It’s time for family, it’s time for revenge, and it’s time to drive fast. The world’s most extreme DVD player thieves are back for another round in Fast X. The tenth mainline (11th overall) instalment in The Fast and Furious franchise.
It’s been a quiet few years and life is good for Dominic Toretto (Vin Diesel). He has a wife in Letty (Michelle Rodriguez), a healthy son, Little Brian (Leo Abelo Perry) and a large ‘family’ including Roman (Tyrese Gibson), Tej (Ludacris), Mia (Jordana Brewster) and Han (Sung Kang) to name a few. But it’s during these quiet moments that things tend to pop off for Dom’s crew.

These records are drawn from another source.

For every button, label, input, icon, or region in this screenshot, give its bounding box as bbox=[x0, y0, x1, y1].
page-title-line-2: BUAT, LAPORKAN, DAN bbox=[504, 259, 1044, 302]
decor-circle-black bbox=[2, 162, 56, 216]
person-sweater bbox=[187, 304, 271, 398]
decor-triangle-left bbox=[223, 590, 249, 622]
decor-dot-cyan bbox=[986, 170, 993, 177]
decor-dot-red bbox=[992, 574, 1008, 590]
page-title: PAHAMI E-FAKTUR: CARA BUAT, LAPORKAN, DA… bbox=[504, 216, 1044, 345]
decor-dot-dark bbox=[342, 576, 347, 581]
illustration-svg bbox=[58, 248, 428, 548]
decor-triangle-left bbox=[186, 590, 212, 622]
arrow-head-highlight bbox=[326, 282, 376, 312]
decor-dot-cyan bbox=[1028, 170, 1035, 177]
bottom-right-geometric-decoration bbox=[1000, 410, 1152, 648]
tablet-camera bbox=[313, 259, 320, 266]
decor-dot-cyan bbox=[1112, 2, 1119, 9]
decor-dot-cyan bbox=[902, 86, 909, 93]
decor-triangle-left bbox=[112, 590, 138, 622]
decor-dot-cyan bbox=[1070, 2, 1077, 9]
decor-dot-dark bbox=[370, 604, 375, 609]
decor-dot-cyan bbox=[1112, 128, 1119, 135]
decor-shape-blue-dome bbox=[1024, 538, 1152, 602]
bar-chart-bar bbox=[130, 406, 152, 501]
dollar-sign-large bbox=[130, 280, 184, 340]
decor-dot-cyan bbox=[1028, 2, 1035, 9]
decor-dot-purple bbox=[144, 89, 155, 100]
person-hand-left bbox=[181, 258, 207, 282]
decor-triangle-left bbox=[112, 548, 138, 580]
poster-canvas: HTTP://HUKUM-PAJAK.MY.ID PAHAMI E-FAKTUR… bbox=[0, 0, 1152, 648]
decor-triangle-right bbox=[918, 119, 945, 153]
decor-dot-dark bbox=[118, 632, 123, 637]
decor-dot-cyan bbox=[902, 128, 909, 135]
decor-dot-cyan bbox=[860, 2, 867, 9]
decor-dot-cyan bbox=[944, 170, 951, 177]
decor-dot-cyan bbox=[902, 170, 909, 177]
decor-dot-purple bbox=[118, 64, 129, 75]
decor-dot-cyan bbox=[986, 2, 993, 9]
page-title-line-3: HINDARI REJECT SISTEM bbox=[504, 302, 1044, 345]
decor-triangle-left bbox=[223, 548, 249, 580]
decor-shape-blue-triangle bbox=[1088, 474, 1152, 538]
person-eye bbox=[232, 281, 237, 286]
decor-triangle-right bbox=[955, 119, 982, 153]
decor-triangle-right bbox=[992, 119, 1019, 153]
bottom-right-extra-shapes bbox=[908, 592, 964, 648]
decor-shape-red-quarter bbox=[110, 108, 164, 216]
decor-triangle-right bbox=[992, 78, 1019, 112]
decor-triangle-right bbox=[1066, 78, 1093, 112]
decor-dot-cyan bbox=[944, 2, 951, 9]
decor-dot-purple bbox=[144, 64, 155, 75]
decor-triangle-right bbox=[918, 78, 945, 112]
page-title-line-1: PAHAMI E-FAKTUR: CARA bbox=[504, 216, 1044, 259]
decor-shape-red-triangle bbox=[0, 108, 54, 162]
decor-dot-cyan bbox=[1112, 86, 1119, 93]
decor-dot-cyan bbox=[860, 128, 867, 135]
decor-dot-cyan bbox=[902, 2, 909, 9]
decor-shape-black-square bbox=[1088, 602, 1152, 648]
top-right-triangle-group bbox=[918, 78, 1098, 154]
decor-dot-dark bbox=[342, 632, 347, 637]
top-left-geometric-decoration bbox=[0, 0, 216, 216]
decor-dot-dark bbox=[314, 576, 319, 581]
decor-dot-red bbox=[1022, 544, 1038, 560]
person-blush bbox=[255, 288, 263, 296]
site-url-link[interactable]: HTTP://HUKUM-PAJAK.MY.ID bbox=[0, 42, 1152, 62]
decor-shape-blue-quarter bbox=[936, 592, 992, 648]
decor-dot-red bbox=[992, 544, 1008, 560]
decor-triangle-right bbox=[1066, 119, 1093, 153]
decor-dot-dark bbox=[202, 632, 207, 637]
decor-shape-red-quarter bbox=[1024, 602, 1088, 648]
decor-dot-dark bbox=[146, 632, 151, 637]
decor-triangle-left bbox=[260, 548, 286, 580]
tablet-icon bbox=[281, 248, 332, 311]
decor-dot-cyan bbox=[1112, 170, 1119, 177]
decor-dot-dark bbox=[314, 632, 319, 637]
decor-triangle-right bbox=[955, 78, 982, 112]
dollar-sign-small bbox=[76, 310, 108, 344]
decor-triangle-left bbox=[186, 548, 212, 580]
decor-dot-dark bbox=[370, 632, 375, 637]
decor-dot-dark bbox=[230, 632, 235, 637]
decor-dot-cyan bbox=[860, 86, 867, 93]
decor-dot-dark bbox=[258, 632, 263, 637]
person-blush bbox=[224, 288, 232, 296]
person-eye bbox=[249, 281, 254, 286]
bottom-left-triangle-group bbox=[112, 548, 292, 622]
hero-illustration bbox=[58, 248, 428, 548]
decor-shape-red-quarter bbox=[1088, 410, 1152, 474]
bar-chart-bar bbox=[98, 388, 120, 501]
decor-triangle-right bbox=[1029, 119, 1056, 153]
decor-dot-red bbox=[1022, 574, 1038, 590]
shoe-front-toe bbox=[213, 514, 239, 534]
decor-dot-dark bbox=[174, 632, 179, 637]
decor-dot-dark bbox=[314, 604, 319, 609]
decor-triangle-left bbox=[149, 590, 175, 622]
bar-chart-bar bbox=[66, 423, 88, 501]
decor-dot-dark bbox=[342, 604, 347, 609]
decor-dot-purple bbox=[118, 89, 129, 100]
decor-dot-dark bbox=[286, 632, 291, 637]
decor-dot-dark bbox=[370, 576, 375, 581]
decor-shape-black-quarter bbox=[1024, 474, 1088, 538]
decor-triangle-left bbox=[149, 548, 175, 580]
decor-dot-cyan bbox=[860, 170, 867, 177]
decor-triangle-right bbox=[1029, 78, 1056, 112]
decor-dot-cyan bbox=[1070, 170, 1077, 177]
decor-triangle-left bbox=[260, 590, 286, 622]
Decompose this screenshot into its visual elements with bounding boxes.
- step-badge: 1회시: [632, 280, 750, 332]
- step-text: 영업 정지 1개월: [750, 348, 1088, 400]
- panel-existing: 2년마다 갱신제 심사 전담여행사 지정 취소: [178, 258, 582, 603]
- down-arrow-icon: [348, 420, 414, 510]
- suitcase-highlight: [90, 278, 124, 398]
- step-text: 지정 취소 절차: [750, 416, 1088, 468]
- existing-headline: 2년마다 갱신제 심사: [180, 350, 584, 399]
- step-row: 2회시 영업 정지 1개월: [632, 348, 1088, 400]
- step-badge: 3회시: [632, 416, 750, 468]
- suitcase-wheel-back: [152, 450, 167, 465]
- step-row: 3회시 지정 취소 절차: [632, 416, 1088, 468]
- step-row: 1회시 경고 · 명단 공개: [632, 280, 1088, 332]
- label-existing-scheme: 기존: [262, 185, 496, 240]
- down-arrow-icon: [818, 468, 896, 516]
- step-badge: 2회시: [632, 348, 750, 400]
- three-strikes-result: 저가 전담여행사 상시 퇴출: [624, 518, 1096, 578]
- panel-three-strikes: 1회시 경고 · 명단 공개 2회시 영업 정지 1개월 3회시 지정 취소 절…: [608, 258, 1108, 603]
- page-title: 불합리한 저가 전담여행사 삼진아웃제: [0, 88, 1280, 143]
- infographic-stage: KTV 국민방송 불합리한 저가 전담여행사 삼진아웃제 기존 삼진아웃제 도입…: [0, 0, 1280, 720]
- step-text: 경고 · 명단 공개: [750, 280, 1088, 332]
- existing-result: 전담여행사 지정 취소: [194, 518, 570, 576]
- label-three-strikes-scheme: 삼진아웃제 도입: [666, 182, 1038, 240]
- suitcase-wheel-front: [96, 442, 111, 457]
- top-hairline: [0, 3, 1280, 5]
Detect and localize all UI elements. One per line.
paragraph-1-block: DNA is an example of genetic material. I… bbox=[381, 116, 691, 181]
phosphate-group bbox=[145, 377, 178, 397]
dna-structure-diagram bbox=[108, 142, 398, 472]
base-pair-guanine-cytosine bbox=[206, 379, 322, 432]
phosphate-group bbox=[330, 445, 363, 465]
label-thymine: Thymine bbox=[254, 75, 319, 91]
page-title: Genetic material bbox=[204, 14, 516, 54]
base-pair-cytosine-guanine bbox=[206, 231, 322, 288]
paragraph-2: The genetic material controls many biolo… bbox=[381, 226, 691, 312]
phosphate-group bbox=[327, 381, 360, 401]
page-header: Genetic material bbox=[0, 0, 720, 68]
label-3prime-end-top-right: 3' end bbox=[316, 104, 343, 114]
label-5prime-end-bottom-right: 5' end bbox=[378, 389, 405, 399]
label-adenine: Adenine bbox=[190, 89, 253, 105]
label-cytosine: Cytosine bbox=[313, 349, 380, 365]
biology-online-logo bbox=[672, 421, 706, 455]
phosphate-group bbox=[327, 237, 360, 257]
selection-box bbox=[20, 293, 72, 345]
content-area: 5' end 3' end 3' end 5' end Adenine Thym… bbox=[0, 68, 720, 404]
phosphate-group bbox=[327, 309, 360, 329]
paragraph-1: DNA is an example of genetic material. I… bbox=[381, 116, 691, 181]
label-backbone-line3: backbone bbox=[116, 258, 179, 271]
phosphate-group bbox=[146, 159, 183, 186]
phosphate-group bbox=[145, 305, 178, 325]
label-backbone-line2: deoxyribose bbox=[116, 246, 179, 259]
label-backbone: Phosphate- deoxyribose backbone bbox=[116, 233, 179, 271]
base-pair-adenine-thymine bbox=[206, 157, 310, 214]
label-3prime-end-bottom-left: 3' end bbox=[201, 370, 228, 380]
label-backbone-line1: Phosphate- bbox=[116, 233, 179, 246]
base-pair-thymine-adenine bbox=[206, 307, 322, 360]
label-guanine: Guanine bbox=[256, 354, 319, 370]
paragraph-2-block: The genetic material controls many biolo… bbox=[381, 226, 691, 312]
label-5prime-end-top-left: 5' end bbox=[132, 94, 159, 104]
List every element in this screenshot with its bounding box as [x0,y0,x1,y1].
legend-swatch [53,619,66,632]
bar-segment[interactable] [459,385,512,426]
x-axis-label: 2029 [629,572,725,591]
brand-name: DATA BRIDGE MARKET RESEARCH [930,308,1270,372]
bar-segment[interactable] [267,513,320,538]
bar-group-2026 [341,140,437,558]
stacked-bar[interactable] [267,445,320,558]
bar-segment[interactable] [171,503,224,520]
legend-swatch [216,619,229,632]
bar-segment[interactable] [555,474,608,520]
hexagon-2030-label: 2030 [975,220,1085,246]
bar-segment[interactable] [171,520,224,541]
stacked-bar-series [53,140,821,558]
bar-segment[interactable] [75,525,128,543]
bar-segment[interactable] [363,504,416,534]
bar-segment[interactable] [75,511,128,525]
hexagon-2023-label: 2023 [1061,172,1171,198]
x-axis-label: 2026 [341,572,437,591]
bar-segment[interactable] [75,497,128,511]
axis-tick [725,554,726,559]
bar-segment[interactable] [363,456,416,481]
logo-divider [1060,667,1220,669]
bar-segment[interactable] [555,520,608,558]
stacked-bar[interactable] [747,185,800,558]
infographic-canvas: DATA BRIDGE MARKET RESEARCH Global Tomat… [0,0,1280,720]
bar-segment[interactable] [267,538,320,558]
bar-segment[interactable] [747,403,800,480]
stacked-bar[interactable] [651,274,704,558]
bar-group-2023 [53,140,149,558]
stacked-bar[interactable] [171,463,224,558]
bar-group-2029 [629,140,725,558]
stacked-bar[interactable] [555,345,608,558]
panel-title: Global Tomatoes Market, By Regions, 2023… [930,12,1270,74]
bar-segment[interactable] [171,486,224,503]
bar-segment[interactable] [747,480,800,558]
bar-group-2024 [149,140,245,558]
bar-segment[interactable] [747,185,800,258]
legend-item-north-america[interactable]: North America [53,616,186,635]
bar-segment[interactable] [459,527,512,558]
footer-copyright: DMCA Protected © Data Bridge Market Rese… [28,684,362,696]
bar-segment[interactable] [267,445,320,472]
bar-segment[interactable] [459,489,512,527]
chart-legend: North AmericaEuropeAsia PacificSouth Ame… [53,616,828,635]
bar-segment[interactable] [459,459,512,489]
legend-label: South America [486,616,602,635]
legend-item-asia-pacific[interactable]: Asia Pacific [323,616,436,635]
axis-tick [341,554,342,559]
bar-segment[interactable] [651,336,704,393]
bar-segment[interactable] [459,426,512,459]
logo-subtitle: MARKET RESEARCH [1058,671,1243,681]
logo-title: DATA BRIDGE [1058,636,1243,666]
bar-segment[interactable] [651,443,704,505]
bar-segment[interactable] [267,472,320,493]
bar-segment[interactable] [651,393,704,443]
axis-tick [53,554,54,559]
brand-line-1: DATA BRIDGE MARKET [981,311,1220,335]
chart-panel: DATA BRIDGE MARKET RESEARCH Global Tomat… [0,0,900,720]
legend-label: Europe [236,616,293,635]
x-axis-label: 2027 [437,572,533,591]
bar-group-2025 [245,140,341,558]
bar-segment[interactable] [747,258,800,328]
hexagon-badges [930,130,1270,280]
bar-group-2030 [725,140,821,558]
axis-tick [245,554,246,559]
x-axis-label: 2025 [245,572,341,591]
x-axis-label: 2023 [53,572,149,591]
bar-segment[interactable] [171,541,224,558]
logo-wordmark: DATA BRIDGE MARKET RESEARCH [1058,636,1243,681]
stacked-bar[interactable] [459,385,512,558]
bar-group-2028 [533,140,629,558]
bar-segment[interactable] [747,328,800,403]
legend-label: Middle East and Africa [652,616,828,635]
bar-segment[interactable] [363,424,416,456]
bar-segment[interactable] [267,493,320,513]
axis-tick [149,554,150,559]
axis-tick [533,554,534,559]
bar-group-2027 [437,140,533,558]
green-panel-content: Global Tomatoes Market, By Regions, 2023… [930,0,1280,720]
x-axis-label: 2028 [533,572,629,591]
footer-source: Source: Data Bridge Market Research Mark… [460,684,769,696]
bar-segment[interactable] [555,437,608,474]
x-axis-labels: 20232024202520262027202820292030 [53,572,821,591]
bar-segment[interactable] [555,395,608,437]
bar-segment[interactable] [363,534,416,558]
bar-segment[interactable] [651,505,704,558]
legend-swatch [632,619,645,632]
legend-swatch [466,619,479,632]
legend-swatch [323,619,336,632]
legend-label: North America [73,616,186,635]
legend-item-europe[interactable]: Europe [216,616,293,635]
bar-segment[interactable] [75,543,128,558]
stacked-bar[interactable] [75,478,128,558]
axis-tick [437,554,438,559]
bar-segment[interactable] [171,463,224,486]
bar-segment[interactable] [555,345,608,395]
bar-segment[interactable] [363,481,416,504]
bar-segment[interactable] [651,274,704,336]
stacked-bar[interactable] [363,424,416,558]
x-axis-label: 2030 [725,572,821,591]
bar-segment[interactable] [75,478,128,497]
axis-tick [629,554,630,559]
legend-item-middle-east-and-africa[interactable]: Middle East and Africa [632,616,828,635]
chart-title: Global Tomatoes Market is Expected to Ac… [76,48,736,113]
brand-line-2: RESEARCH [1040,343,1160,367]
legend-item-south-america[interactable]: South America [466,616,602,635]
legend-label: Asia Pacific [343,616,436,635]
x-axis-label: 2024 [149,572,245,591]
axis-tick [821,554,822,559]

10 years ago, Dom led a charge against a corrupt politician and drug lord in Rio de Janeiro named Herman Reyes (Joaquim de Almeida). In the end Reyes was dead, his empire in ruins, and Dom’s family were $100,000,000 richer. It’s been a long decade but his son Dante (Jason Momoa), himself maimed in Dom’s attack, has been biding his time. The chips are now set and it is time for Dante to take his revenge on EVERYONE that Dom holds dear. Just like his daddy taught him, the best vengeance isn’t over quickly, it’s slow and painful.
I with no hint of shame whatsoever that absolutely love the Fast & Furious series. Few film franchises can keep me entertained after 2 instalments, let alone after 10. As the ensemble cast has grown larger, the storylines have grown less believable. But it is the various filmmakers’ ability to consistently surprise me with their creative action set pieces which suck me in.
Fast X is no different with amazing stunts and crazy scenarios from start to finish. This film’s predecessor flew a little bit too close to the sun, literally so with 2 characters going into space! So, lessons have been learned and things are much more grounded this time.
The action is still impossibly over the top but director Louis Leterrier having cut his teeth on the first two Transporter films knows how to keep us engaged with a mix of practical effects and CGI that had me on the edge of my seat where other CGI heavy films had me just plain bored.
The Fast & Furious films have always had great cheesy villains, many of whom being so beloved by fans, that they return in later films as Dom’s allies. Momoa is sure to rank among the favourites with his kooky portrayal of Dante Reyes. An absolutely unhinged and unbridled mad man who has as much fun being a baddie as we have watching him.
Momoa is so stunning in the film, in fact it works as a detriment to some of the franchise’s new cast additions. Brie Larson’s somewhat redundant government agent character ‘Little Miss Nobody’ almost disappears in his shadow, although this may be more to do with the script than the Oscar winner’s lack of screen presence.
Unfortunately, the writing here often runs somewhere between lukewarm and terrible with larger-than-life characters having conversations which sound almost like a parody of action movie dialogue. Scenes later in the film get better in this regard but until then, some actors like Gibson and Ludacris are able to carry scenes through more capably than others.
It is a pity that the dialogue is so weak at times when the storyline itself is fairly solid. Fast X works largely as a direct follow up to Fast Five and its revenge plot works much better with its call-backs than other prior instalments have. Impressive also is the utilisation of all its key players, so nobody feels left out or pushed aside.
Since Fast X is confirmed to be a 3-part finale, there’s still a long road ahead. But with this stellar first part, I’m happy to remain a defender of this ‘turn your brain off’ franchise. With the shortcomings people have come to expect, Fast X won’t likely convince any newcomers to jump aboard. However, long-time fans can feel relieved there’s still plenty of fuel left in the tank.